Updated: Feb 16, 2021
The 2–3–5, originally known as the "Pyramid", was a long-term successful formation back in the 1880s. Believe it or not, it was pretty much the normal football formation in the UK, something like today's 4-4-2, 4-3-3 or 4-2-3-1, it was hugely popular. The 2-3-5 pyramid shape is actually not too strange. Recently, I covered Pep Guardiola's Manchester City 2020-21 tactic and he achieves a similar shape but in transitions and not as a starting position. He may start of using a more traditional 4-3-3 shape but as the play develops, the wing-backs come inside and form a line with the holding midfielder, this would leave 2 at the back and 3 holding midfielders. Two central midfielders could join the attack and this would effectively make a 2-3-5 shape.
The formation would usually consist of 2 defenders (side-backs) and 3 central midfielders (half-backs). The 2 central defenders would have the job of marking the attackers in their zone and the 3 central midfielders would cover the areas needed, that could be the flanks to engage tackling the wingers or the gaps possibly made in half-spaces and in between the lines.
The use of, essentially 5 defenders, and 5 attackers strikes a balance. But this also gives you the possibility of having a numerical advantage in central attacking areas as you will have 3 attacking occupying central areas. This is far from easy to defend because then the formation would have two wingers who stretch play, so if the opponent's full-backs choose to close down or mark the wingers, this leaves space for attackers to attack the channels (the space between the full-backs and central defenders).
In an attack, things can be easy to read if the attackers are assigned to the same duties/roles, which is why you'll usually see teams who use this shape in their transitions would have some variations in their attack.
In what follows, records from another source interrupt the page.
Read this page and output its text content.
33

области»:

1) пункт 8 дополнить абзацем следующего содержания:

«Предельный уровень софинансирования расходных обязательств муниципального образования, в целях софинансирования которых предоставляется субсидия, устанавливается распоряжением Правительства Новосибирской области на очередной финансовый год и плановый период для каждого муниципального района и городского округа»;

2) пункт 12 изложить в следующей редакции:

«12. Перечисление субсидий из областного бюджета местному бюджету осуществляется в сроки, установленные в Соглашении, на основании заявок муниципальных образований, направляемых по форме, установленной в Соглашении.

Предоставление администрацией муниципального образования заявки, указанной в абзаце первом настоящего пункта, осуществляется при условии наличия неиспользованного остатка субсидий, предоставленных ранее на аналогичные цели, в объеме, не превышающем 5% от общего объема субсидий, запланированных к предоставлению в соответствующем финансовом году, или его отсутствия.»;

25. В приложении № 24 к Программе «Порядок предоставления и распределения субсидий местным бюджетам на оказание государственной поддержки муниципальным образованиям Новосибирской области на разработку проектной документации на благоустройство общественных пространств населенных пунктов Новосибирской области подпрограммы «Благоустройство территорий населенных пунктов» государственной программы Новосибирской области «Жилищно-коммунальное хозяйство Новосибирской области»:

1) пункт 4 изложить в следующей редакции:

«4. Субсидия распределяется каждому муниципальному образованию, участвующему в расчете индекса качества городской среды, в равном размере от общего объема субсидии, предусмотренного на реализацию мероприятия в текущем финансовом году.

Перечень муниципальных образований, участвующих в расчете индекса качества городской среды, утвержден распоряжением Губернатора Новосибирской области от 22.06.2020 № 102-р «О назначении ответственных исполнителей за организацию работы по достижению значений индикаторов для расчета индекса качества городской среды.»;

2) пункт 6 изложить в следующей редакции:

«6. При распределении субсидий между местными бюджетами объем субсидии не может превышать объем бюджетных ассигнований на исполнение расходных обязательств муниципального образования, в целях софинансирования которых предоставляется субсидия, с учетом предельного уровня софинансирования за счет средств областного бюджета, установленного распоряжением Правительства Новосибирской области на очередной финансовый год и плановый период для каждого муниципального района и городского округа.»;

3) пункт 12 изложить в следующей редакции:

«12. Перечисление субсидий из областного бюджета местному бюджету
Instead of having all 3 central attackers running forward into channels, you have the option to use an attacker as the main creator. Asking him to drop deeper to collect the ball can disrupt any defensive shape because the opponents would have a choice to make, stay or follow. A defender may not want to follow in case it leaves space in-behind him but he also may not want to stay and allow your creator to create. This is where you can force your opponents into mistakes when making decisions and in moments like this, a game could be won.
In build-ups, the midfield 3 would be vital in ball progression. With the 5 attackers occupying the final 1/3 areas, the ball needs to work its way from defence to the attack and the midfield 3 need to be confident in doing so. For solidarity in the team shape, the midfield 3 wouldn't look to roam around the pitch for multiple reasons. They need to consistently be an option in deeper areas for the ball to progress unless you look to attack with a direct ball. Also, in case the ball is lost, the midfielders need to be in positions where they can stop a counter-attack and protect the back 2. Once the ball has worked its way forward to the attackers, they could be expected to use positional rotations. This is a way to create space and disorganise the opponent's defence by giving the attackers freedom. One idea could be when the ball is out to a wide player, one of the central attackers can look to move into the wide-area to create a 2v1 situation, the central attacker can then take control of the ball whilst the winger then takes up the position the central attacker was occupying.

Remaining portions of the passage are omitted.